Of course, what the Chinese government does is neither inherently connected to the Chinese nationality nor to those of Chinese heritage spread across the global diaspora. How are Chinese American youth expected to separate these dysphoric ideas when they are harassed with stereotypes and outright racism that paint their Chinese identity as a monolith and puts them on trial for the actions of a government they have no relation to? How are we to find the words to protest this kind of xenophobic double standard that white Americans certainly don’t hold themselves to? When censorship, militarism, corruption, poor living conditions, and inescapable foreignness are the things Western media readily associate with “China,” it’s clear to see why the average person is hesitant to give Chinese exports any praise. On the other hand, Korea’s government, for example, pumps undisclosed amounts of money to subsidize their media, translating their globally popular media into a de facto standard towards which Asians aspire.


When the U.S. COVID-19 lockdown took place, a surge of anti-Asian, and specifically anti-Chinese, sentiment and violence ran rampant. Misinformation about the virus, its transmission, and its relation to China and the Chinese diaspora revived decades of anti-Chinese prejudice and daily stories of wanton violence against Asians and Asian Americans; it was a frightening time to be Asian, and especially Chinese. The most frightening part was not that I or a loved one could be assaulted on the basis of bigoted misinformation, but instead the fact that it was so easy for the world to blame and enact violence against global Asian diasporic communities who had no connection to COVID other than looking like those who live in an East Asian country. 

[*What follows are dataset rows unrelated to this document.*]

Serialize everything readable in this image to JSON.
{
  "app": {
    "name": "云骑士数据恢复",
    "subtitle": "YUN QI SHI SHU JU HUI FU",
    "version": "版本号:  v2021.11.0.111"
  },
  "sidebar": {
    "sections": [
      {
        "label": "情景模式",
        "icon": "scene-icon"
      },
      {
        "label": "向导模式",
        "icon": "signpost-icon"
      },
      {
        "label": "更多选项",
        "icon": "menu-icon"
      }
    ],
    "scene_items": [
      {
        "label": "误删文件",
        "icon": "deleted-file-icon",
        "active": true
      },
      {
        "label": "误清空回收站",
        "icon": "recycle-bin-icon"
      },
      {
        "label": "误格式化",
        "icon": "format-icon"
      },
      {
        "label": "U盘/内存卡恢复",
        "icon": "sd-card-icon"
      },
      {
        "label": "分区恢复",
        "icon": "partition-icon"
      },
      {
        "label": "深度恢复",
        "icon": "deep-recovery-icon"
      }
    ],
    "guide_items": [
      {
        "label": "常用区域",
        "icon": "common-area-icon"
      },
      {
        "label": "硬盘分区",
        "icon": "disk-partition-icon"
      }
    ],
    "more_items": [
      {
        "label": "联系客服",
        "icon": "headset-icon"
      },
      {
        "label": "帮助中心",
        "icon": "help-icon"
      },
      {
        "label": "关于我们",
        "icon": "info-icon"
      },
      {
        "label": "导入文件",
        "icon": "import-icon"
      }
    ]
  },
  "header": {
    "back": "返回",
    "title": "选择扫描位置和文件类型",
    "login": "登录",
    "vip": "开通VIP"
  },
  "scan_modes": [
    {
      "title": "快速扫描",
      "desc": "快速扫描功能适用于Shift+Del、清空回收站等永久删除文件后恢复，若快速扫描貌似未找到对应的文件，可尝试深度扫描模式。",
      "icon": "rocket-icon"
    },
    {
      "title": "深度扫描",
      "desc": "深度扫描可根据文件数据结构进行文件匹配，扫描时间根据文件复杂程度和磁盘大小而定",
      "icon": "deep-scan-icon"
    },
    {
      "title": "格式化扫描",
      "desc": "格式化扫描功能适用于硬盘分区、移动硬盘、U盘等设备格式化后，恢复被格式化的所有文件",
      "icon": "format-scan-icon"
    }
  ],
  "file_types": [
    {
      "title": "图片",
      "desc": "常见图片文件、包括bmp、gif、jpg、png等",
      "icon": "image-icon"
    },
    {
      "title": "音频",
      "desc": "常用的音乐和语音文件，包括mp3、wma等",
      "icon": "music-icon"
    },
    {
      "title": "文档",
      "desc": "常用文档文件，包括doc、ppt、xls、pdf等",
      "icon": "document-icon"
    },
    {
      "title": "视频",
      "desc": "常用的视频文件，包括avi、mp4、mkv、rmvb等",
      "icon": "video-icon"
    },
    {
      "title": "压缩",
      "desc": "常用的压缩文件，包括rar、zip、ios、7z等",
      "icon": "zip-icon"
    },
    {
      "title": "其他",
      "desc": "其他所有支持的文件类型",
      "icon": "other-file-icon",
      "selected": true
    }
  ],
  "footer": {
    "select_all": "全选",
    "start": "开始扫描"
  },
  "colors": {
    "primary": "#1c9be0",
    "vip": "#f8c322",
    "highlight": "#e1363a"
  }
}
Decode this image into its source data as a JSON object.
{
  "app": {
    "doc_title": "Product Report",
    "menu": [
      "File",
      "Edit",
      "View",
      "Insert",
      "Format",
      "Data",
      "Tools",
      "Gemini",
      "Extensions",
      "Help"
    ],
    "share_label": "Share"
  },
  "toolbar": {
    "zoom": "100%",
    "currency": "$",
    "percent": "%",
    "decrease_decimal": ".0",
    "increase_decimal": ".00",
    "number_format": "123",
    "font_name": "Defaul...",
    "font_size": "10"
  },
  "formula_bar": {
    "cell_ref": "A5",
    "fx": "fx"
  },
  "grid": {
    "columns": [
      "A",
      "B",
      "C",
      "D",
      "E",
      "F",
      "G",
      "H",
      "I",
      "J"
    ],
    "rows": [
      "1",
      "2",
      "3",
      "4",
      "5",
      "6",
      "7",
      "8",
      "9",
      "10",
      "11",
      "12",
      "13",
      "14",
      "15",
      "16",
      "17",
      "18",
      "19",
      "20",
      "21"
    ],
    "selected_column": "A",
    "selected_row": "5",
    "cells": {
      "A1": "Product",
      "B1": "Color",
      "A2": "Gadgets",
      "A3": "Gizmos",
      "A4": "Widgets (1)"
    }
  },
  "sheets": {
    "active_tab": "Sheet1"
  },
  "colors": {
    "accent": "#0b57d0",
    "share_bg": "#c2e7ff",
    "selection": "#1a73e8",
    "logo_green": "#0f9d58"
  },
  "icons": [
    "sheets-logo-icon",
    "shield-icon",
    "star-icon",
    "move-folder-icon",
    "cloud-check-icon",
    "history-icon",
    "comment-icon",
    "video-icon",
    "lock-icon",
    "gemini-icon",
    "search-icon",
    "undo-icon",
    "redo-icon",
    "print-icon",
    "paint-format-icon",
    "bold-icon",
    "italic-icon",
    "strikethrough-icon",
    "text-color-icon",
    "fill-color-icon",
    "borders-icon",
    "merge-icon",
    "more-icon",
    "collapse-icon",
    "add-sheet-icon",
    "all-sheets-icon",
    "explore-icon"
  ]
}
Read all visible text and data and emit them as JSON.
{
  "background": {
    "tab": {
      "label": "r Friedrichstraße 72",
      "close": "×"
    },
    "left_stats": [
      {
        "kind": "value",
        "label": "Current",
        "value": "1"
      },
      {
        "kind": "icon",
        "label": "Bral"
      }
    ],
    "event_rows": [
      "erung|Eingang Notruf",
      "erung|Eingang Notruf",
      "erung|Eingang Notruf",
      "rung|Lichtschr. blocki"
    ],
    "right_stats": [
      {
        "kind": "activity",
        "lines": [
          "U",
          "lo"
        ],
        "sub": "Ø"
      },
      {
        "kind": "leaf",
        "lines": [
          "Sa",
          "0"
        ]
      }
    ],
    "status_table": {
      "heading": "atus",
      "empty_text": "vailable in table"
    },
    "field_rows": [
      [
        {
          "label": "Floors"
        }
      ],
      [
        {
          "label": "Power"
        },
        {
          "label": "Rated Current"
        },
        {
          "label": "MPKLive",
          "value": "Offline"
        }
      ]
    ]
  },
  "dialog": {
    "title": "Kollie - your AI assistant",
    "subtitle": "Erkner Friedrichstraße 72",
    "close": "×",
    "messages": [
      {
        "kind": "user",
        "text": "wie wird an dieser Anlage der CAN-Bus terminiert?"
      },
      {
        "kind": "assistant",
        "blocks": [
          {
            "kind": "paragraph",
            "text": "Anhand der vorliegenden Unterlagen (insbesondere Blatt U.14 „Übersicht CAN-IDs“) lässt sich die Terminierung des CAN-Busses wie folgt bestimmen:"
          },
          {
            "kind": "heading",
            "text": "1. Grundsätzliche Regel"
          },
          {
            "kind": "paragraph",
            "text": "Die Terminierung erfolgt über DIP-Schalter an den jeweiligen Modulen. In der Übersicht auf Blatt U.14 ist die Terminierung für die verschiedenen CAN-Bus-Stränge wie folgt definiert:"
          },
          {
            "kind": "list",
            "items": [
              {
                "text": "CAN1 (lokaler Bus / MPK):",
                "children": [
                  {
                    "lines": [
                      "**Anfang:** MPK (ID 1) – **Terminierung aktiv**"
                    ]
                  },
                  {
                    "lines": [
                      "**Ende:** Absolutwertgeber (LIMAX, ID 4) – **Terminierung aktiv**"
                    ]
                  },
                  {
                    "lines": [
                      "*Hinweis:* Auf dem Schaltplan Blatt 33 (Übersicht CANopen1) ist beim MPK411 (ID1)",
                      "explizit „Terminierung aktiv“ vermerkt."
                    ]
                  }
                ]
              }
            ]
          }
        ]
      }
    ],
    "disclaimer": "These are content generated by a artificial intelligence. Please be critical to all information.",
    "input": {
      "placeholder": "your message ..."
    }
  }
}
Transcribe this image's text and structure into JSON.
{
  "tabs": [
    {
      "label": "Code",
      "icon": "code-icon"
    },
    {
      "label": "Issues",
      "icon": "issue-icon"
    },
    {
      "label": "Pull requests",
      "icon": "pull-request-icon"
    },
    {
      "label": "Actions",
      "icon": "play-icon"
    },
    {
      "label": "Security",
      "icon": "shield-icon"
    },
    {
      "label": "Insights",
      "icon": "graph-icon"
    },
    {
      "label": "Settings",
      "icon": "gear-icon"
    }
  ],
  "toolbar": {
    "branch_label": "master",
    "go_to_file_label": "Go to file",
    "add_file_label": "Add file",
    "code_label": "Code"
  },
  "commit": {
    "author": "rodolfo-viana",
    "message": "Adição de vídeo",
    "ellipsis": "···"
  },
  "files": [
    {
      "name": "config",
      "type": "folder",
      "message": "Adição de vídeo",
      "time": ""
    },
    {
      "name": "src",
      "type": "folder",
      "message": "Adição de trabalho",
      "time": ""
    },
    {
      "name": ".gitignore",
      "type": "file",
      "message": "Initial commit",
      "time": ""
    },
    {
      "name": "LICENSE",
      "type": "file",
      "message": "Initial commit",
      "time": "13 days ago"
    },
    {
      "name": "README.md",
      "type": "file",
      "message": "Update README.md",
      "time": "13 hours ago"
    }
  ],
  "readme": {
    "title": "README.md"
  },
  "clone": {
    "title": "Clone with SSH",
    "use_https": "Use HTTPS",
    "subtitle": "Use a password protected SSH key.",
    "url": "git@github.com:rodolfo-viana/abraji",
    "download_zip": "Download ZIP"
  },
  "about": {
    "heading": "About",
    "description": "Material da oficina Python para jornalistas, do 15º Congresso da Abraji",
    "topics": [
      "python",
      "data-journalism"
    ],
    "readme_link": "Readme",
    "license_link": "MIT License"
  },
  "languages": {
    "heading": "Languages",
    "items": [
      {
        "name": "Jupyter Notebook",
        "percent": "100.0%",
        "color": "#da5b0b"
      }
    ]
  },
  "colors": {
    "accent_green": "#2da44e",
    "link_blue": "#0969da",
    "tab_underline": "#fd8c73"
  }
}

Without a face to blame for all the adversity of the pandemic, people made a boogeyman of the East Asian diaspora to cope with the hardships they faced and created echo chambers to propagandize and convert others feeling lost. With China already being viewed in a poor light in the Western world, the stage was set for Chinese people to take the fall for the global pandemic. And more than that, it reinforced what Westerners had long believed about the Chinese: that we are dirty, eat pets, and carry sickness.

It’s very easy and even natural to neglect our duty to challenge the narratives we are fed, from the news we watch to the corporations we buy from and the ethics we endorse. It’s an infinitely more difficult task to think critically about everything we are presented with; we often have the privilege to ignore narratives that ostensibly don’t affect us.